Let $B$ be a graded ring, $B=\oplus_{d\ge 0} B_d$. If $f\in B$ is homogeneous, we let $B_{(f)}$ denote the subring of $B_f$ made up of elements of the form $af^{-N}$, $N>0$, where $a$ is a homogeneous element with $\deg a=N\deg f$. This is the homogeneous localization. Note that $B_f$ is a $B_{(f)}$-graded algebra.
While reading about the construction of projective schemes, I have encountered the claim that if $\mathfrak q$ is a prime ideal of $B_{(f)}$, then $\sqrt{\mathfrak q B_f}$ is a homogeneous prime ideal of $B_f$.
How does one prove this? It is supposedly easy once one makes the reduction to considering only homogeneous elements when testing the primality condition, but I do not see how to make that reduction, nor how to continue.
Very sketchy post since the argument is long and I've got to run.
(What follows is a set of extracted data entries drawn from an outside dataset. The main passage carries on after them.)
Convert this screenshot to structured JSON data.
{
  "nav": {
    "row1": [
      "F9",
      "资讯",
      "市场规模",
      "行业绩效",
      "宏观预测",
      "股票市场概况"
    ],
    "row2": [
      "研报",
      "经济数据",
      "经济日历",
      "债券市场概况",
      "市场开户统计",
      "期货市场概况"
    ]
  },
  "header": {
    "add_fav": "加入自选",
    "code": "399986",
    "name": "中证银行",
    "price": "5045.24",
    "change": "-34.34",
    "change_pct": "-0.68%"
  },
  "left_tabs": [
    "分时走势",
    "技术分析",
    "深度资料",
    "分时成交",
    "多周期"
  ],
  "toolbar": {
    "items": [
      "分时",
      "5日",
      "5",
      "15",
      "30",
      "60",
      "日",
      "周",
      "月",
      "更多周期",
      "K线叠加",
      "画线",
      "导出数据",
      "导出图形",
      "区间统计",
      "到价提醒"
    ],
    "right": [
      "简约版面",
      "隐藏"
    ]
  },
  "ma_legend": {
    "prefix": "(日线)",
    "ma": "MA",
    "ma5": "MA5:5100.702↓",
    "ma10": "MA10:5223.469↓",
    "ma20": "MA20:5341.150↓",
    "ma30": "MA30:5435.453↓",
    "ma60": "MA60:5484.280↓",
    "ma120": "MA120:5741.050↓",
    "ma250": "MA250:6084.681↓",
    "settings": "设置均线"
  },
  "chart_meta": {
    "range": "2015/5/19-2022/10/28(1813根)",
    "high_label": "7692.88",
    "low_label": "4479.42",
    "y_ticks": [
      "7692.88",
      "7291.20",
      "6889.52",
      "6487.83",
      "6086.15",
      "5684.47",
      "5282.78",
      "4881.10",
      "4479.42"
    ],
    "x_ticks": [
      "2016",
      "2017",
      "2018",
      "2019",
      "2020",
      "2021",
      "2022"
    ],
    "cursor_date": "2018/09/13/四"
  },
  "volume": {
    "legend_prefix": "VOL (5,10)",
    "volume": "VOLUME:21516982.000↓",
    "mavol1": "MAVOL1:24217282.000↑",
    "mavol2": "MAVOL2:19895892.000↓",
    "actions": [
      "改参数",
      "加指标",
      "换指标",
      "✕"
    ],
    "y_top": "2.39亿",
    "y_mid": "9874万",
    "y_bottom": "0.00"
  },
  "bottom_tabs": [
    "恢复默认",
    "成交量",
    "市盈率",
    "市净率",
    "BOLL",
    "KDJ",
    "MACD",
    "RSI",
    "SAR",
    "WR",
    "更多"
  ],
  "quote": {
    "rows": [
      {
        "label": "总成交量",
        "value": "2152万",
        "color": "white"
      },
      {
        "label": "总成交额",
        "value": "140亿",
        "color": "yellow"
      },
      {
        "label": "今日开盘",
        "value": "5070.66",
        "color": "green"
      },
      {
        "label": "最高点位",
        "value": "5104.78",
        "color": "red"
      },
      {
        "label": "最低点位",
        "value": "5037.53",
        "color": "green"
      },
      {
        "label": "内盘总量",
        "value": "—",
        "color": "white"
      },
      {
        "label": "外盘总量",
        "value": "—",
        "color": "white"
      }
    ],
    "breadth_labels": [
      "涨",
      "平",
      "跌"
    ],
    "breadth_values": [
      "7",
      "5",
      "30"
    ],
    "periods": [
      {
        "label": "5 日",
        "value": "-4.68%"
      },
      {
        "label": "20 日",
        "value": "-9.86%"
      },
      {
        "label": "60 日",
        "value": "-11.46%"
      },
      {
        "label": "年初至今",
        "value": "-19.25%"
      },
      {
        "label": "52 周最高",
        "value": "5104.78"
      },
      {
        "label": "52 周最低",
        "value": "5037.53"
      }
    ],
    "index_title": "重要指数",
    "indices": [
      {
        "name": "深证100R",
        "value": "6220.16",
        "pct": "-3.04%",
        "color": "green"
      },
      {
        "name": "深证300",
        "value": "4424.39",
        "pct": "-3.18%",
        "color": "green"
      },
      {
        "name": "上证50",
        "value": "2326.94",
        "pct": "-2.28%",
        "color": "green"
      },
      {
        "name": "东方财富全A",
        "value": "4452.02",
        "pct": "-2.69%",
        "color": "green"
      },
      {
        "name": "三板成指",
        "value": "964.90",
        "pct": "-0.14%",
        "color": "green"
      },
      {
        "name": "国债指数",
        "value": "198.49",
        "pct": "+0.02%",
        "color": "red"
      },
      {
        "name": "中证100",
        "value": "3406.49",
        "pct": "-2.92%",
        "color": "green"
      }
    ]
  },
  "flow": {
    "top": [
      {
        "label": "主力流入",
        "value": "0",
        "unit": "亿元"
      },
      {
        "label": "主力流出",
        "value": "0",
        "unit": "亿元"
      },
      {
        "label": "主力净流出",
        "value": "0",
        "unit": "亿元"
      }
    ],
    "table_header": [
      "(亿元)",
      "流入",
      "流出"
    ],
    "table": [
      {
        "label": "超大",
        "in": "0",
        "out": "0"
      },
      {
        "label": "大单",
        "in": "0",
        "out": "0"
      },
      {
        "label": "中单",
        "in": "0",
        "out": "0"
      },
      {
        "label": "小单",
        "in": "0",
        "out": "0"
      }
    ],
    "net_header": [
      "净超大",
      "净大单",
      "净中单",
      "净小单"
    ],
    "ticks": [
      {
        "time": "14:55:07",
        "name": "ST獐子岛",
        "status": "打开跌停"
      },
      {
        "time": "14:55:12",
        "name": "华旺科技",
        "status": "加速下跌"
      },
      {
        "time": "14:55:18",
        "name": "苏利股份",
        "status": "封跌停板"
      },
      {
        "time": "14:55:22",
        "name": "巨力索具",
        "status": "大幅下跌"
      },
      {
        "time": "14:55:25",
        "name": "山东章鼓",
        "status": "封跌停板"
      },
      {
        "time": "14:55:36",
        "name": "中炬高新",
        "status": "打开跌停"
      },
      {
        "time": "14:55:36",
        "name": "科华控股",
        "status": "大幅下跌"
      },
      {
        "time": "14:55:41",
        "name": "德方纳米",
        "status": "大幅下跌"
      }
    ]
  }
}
The first thing is to prove that a homogeneous ideal $I$ is prime if and only if $xy \in I$ with $x, y$ homogeneous implies $x, y \in I$. The "only if" direction is the interesting one. I'll just give the idea of the argument: write out general elements as sums of their homogeneous components $x = x_d + x_{d - 1} + \cdots$ and $y = y_e + y_{e - 1} + \cdots$; if $xy \in I$ then $x_dy_e \in I$. Keep going.
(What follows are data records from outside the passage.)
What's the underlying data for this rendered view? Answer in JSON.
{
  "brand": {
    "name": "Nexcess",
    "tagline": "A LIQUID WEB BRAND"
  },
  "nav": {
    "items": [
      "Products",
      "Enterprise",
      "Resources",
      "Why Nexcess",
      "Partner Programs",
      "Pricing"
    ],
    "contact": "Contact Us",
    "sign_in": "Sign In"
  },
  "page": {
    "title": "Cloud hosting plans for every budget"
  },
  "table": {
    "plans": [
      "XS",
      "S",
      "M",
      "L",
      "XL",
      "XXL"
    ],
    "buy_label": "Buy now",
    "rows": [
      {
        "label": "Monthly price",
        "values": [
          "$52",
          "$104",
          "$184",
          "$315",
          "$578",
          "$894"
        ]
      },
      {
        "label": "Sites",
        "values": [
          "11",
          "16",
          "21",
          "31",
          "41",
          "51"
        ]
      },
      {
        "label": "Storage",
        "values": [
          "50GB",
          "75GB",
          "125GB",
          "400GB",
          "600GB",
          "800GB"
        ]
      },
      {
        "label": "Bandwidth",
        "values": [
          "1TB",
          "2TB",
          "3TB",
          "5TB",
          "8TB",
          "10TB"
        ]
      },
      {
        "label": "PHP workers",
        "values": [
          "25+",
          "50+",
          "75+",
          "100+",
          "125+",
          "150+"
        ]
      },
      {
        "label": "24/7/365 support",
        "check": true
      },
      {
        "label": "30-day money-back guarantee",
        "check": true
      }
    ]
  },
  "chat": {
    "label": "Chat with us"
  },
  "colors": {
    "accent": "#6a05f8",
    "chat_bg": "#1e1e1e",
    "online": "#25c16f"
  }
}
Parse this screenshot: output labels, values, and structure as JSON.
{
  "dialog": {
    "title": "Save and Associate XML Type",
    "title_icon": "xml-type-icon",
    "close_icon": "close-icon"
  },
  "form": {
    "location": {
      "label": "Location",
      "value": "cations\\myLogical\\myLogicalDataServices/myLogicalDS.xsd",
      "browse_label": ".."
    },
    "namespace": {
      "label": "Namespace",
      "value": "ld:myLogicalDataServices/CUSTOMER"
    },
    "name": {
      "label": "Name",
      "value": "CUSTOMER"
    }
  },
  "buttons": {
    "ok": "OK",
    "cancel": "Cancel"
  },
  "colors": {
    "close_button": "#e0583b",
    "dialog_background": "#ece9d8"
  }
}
It should be clear that $\sqrt{\mathfrak{q}B_f}$ is homogeneous: $\mathfrak{q}B_f$ is generated by degree $0$ elements and the radical of a homogeneous ideal is homogeneous. The proof of this last fact is similar to the proof above. It's a little annoying to check that it's prime but we can do it.
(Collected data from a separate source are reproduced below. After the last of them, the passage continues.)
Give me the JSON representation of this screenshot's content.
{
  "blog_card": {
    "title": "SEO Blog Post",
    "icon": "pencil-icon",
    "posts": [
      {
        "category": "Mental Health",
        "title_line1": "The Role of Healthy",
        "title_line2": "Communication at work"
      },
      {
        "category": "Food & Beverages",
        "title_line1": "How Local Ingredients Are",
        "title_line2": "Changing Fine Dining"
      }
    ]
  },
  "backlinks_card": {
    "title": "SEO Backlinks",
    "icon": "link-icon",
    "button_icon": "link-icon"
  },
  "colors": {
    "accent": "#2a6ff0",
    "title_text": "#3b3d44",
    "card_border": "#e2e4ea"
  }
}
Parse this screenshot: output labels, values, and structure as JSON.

Just to simplify the notation: it's enough to check that if I have $x, y \in B_f$ homogeneous of degrees $d, e$ with $xy \in \mathfrak{q}B_f$ then one of $x, y$ is in $\sqrt{\mathfrak{q}B_f}$. Let $k$ be the degree of $f$. If $xy \in \mathfrak{q}B_f$ then $(xy)^n/f^{d + e} = (x^n/f^d)(y^n/f^e) \in \mathfrak{q}B_f \cap B_{(f)} = \mathfrak{q}$. Remember that $\mathfrak{q}$ is prime!